ADI published its analysis of the landscape compositions of Song Dynasty master Ma Yuan using the "golden-angled triangle" principle, which is a golden ratio technique related to that known to have been employed by artists of classical Greece and the Italian Renaissance and more typically used to analyze Western artwork. Ma Yuan's known ability to portray extraordinary dimensionality in landscape painting rests in his unique judgment, understanding, and intuitive grasp of the natural world. At the same time, in Ma Yuan's landscape paintings, the relative positions of all significant objects in the frame reflect golden-angled triangles. None of these essential objects could be removed from the composition, nor reduced in size or increased in number, without throwing the work into disarray or diminishing its stature. This principle gives Ma Yuan's landscape compositions their fundamental uniqueness, and demonstrates that his characteristic "one-side/corner" ("Ma Bianjiao" or "Ma Corner") style is similar in appearance to, but different in substance from, the "bianjiao" composition of Southern Song artists such as Li Tang and Xia Gui.

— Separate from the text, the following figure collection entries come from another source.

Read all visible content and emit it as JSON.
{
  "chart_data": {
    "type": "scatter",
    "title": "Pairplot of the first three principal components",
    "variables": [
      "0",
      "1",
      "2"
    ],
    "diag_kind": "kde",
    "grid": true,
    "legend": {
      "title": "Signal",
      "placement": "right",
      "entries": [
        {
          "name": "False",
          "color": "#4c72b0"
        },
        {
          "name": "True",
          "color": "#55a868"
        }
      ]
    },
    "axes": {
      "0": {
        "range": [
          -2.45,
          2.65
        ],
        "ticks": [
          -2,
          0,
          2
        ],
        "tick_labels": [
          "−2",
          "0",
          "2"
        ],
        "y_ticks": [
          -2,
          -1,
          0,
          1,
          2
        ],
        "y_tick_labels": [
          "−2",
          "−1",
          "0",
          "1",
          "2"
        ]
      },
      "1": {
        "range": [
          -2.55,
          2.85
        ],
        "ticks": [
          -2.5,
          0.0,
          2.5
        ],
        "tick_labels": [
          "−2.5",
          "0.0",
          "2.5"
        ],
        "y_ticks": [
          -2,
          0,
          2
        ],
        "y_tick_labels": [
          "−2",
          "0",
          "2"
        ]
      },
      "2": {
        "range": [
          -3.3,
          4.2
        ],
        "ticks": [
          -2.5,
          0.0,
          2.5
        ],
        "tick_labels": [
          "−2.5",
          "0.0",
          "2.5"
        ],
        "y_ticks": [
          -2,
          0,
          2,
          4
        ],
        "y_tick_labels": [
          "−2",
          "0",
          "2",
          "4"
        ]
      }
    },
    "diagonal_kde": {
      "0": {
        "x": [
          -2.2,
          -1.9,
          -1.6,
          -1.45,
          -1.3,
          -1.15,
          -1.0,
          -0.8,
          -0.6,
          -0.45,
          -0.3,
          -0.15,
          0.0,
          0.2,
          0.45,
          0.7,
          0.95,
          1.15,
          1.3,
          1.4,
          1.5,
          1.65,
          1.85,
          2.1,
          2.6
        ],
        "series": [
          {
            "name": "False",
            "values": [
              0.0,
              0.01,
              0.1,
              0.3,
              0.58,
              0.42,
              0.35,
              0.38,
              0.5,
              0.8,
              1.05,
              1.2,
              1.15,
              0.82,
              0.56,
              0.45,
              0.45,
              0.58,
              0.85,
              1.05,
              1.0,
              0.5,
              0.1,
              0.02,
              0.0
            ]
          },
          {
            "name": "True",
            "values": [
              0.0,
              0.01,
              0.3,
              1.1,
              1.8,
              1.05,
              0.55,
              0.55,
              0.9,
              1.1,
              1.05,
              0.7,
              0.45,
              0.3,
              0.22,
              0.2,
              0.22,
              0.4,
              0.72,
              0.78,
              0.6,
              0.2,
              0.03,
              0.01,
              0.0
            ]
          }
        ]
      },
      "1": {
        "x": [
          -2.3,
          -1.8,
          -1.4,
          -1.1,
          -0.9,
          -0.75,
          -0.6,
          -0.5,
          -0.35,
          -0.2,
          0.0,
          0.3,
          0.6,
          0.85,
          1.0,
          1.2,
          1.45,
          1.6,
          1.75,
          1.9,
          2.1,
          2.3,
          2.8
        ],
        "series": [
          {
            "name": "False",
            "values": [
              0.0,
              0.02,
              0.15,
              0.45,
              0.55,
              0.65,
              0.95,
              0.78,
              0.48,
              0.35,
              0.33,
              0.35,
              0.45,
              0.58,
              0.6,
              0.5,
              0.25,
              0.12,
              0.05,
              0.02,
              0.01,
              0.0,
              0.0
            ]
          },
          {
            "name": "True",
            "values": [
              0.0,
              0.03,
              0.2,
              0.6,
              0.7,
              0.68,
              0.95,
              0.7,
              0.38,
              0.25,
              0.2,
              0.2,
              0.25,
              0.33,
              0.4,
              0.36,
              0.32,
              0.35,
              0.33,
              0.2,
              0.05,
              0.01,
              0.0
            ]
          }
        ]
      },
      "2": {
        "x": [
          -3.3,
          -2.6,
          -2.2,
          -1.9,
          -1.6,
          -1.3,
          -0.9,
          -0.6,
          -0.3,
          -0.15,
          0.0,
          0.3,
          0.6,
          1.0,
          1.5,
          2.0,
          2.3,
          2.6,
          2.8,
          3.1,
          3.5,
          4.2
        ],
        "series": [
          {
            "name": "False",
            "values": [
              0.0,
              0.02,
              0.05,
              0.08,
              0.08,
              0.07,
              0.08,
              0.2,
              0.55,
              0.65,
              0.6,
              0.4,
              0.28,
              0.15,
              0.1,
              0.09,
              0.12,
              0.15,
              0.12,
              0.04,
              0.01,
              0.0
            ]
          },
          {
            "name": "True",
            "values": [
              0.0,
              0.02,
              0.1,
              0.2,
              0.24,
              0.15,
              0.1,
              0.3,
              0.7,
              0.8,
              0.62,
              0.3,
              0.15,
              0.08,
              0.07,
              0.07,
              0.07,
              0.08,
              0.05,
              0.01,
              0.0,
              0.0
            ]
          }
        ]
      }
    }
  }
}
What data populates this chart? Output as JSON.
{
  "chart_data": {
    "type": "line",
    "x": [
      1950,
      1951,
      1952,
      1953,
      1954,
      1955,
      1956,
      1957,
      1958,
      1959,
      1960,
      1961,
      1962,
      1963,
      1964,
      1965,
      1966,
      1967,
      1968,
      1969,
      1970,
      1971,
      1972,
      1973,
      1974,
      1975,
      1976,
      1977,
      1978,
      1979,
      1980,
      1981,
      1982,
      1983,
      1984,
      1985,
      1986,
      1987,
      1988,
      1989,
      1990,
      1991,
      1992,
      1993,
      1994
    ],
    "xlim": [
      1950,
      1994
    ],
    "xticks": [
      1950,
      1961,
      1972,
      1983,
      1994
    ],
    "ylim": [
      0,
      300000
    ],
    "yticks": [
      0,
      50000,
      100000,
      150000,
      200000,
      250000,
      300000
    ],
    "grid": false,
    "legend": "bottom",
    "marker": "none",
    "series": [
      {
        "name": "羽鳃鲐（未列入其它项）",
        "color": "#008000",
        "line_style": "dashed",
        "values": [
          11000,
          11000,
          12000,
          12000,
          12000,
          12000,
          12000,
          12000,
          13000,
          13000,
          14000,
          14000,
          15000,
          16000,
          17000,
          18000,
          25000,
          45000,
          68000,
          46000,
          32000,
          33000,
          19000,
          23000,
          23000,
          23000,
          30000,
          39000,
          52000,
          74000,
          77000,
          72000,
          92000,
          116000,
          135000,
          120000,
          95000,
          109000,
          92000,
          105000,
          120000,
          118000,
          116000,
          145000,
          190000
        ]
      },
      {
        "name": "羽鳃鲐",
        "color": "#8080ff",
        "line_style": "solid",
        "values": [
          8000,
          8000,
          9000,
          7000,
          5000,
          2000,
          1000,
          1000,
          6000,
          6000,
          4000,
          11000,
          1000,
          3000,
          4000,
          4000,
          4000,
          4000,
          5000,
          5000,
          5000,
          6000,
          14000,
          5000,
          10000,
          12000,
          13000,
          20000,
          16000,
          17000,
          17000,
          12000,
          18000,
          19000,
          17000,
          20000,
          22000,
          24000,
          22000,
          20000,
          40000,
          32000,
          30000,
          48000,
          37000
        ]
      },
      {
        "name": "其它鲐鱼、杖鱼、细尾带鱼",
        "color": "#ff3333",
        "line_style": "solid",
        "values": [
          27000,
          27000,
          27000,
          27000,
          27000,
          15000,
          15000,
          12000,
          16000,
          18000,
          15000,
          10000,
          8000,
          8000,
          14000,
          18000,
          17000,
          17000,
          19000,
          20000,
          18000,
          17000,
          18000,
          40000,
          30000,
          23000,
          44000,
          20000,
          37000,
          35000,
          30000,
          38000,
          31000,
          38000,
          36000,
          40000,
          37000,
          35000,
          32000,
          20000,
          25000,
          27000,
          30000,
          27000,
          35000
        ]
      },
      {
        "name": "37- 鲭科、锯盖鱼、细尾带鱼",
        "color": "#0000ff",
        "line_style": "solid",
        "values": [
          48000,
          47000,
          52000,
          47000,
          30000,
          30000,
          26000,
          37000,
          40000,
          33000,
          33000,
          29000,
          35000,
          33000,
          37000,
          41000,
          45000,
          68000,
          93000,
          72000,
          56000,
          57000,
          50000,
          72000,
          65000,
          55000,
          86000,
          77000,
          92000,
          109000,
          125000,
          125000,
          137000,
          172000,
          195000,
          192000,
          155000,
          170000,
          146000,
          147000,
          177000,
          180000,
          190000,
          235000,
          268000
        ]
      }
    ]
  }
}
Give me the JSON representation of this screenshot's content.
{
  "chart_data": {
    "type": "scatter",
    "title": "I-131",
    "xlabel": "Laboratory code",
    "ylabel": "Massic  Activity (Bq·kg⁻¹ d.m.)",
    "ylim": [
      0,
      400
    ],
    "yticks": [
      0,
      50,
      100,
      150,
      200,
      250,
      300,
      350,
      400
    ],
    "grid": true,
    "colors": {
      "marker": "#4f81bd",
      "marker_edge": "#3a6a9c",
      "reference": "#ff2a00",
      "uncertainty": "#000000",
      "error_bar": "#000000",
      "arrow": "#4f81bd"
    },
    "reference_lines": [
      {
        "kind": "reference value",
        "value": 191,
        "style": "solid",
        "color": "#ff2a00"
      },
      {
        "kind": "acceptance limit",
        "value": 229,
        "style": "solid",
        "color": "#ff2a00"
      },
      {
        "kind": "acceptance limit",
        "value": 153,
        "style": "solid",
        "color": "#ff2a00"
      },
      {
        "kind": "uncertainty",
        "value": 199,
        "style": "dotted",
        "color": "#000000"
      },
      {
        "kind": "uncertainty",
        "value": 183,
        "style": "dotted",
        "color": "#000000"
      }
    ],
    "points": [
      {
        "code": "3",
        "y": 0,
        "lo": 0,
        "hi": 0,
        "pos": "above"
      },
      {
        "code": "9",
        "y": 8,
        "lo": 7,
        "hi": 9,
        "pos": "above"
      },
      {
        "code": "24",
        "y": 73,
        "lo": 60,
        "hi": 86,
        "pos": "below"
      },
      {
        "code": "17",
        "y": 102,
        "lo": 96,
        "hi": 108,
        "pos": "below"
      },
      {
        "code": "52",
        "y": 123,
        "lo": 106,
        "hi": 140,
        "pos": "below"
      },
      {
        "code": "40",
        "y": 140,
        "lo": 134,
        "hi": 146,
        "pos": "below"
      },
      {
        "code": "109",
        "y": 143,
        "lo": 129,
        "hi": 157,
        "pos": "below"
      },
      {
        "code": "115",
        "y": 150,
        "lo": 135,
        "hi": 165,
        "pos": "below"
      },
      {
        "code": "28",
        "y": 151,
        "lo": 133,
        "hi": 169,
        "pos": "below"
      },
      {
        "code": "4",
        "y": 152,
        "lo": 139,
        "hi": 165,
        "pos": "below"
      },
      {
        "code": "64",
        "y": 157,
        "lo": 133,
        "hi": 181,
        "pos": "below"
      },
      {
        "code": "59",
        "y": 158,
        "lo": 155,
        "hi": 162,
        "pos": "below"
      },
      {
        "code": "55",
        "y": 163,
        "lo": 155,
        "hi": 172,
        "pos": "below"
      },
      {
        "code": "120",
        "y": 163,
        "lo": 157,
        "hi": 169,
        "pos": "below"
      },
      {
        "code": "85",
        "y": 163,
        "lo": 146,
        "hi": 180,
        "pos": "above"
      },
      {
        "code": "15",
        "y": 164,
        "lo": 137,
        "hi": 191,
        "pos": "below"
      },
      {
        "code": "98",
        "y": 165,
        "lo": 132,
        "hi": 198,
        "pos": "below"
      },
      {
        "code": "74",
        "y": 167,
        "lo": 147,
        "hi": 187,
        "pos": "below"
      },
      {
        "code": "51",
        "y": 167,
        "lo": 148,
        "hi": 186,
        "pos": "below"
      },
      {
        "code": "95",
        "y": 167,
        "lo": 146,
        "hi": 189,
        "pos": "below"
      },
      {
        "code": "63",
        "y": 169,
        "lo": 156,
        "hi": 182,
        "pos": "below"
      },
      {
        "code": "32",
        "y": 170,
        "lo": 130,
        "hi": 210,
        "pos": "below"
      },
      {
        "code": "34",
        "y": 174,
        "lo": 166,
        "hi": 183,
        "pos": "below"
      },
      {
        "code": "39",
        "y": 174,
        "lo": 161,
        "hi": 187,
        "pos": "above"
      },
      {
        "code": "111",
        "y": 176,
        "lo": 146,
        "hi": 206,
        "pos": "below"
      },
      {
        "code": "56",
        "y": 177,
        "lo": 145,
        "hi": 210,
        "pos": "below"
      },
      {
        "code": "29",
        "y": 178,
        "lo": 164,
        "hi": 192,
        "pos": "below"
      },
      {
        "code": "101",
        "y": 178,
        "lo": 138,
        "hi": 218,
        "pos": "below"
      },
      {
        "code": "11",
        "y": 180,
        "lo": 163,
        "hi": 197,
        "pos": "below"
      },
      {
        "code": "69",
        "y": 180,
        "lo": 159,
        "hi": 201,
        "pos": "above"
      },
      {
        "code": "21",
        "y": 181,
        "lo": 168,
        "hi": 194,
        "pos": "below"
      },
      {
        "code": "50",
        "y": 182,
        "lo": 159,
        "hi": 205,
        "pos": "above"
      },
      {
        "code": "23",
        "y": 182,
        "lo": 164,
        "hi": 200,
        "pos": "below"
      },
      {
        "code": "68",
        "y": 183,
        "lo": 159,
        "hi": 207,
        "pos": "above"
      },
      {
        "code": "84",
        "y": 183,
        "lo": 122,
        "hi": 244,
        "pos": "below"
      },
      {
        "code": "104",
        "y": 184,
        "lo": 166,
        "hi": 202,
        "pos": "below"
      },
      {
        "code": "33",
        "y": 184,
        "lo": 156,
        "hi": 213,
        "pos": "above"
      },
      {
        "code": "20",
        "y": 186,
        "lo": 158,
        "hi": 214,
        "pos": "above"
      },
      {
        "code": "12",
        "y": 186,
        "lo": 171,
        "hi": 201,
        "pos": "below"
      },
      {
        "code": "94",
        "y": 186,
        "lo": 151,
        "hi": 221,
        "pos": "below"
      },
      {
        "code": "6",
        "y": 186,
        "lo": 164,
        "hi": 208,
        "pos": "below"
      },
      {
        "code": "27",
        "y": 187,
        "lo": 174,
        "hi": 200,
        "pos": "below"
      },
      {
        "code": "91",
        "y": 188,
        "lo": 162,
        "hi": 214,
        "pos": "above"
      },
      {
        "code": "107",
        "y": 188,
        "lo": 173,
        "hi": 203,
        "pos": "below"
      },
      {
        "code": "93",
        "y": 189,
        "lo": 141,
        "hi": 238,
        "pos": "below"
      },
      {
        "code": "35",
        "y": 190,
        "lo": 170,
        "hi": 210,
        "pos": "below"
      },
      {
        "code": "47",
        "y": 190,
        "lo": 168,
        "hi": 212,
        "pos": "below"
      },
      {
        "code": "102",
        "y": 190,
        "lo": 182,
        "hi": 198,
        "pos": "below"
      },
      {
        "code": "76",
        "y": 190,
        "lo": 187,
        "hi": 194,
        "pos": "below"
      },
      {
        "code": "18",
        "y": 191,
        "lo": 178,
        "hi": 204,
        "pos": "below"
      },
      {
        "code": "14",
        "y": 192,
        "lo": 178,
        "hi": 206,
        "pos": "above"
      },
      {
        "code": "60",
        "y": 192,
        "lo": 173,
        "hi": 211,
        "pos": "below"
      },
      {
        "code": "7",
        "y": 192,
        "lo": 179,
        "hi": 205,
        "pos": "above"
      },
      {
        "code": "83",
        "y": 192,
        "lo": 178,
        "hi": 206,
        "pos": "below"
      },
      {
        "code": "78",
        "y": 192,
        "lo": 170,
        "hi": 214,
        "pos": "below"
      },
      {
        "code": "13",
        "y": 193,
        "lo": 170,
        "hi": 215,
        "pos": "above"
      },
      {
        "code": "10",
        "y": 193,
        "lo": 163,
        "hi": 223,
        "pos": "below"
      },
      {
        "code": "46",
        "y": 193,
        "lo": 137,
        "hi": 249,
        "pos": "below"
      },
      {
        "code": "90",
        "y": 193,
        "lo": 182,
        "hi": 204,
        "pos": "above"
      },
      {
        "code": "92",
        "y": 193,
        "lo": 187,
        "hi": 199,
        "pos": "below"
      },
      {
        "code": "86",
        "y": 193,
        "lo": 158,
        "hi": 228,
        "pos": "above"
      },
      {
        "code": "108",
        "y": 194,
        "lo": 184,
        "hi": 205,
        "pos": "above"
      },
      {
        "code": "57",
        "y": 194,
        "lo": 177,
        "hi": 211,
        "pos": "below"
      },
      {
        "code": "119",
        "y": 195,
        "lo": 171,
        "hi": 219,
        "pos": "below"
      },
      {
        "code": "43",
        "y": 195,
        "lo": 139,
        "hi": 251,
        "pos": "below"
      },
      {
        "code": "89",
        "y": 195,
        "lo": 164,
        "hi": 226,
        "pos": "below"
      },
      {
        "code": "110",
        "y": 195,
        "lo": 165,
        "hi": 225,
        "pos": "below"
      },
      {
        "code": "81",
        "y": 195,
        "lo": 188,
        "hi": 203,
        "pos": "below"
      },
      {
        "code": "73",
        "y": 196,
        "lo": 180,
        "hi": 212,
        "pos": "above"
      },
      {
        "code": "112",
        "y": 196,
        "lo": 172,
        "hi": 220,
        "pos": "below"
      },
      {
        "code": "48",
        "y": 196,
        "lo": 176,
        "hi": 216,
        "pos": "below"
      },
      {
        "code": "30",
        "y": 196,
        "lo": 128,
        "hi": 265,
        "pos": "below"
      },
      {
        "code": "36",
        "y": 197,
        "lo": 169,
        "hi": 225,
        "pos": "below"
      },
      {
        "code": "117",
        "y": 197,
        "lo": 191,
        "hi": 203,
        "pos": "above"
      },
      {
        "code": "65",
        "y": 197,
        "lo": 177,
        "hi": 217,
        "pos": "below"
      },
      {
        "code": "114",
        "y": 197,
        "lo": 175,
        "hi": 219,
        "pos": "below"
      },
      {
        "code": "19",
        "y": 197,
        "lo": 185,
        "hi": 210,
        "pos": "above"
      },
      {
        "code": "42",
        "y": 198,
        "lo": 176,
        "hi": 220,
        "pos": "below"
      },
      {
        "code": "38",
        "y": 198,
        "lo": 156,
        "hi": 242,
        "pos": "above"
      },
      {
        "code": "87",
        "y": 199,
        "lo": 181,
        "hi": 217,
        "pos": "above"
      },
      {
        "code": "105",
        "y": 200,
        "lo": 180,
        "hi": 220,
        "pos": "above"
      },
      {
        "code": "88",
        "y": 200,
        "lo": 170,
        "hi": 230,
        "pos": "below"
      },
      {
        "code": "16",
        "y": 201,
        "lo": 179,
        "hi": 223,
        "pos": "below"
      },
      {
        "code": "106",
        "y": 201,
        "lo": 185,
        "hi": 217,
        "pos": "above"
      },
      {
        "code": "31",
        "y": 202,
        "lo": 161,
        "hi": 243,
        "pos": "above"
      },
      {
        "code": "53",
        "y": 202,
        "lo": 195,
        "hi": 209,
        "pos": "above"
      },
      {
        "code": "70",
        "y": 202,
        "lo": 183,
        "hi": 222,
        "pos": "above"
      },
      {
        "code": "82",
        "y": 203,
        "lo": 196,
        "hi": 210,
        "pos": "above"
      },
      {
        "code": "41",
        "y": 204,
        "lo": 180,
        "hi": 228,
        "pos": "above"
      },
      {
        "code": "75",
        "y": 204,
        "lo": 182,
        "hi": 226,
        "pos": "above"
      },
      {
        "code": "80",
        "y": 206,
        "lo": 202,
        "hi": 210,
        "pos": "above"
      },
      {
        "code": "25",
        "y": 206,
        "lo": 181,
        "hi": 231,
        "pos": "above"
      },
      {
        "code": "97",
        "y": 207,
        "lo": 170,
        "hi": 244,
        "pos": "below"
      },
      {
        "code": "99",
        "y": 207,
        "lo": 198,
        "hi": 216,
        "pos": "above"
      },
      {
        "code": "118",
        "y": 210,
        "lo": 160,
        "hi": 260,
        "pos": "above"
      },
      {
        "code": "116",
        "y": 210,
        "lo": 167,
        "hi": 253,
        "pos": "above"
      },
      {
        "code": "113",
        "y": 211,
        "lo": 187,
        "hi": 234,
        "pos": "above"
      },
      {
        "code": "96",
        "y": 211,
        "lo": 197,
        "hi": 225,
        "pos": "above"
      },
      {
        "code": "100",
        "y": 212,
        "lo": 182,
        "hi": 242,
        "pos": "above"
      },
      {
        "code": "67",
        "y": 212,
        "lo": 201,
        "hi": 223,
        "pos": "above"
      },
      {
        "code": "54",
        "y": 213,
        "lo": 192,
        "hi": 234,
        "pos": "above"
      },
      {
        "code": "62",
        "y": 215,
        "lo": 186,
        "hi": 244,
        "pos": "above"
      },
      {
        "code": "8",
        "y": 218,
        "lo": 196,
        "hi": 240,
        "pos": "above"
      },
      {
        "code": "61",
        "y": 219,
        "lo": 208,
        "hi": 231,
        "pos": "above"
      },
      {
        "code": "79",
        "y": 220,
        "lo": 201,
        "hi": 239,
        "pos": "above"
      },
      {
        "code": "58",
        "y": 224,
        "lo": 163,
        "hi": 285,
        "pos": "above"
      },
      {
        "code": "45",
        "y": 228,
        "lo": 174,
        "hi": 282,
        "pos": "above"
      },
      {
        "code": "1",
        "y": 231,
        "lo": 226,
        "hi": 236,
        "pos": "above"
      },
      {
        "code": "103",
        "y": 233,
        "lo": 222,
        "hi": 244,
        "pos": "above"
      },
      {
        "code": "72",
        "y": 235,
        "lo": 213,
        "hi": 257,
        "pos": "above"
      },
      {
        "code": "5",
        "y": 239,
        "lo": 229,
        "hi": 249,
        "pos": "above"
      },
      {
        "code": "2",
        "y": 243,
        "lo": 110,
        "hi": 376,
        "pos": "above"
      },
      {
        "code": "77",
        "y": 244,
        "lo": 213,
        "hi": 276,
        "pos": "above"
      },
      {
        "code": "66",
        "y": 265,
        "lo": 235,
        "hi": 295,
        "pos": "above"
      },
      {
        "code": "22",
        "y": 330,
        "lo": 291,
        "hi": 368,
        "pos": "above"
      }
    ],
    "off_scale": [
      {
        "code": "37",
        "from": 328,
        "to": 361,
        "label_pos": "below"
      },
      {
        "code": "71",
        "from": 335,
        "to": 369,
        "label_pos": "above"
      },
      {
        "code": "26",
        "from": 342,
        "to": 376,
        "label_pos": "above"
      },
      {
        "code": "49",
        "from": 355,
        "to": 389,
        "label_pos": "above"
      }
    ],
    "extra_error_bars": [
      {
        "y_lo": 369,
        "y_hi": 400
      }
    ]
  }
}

Through analysis and extrapolation of works generally acknowledged to be by Ma Yuan, ADI researchers demonstrated his innovative artistic underpinnings, and proposed the golden-angle principle as a critical criterion for attributing landscape paintings to Ma Yuan. See Art Discovery Institute, Introduction to Composition Analysis on Landscapes by Ma Yuan (originally published in Mandarin), The Bulletin of National Museum of History (Taipei, Taiwan: Feb. 2011). See also generally Yang Ji Gao, From Panoramic Landscape Painting to Bianjiao Landscape Painting---Study of the landscape painting style transformation in the Five Dynasties (Master Thesis, Capital Normal University, People's Republic of China (2008).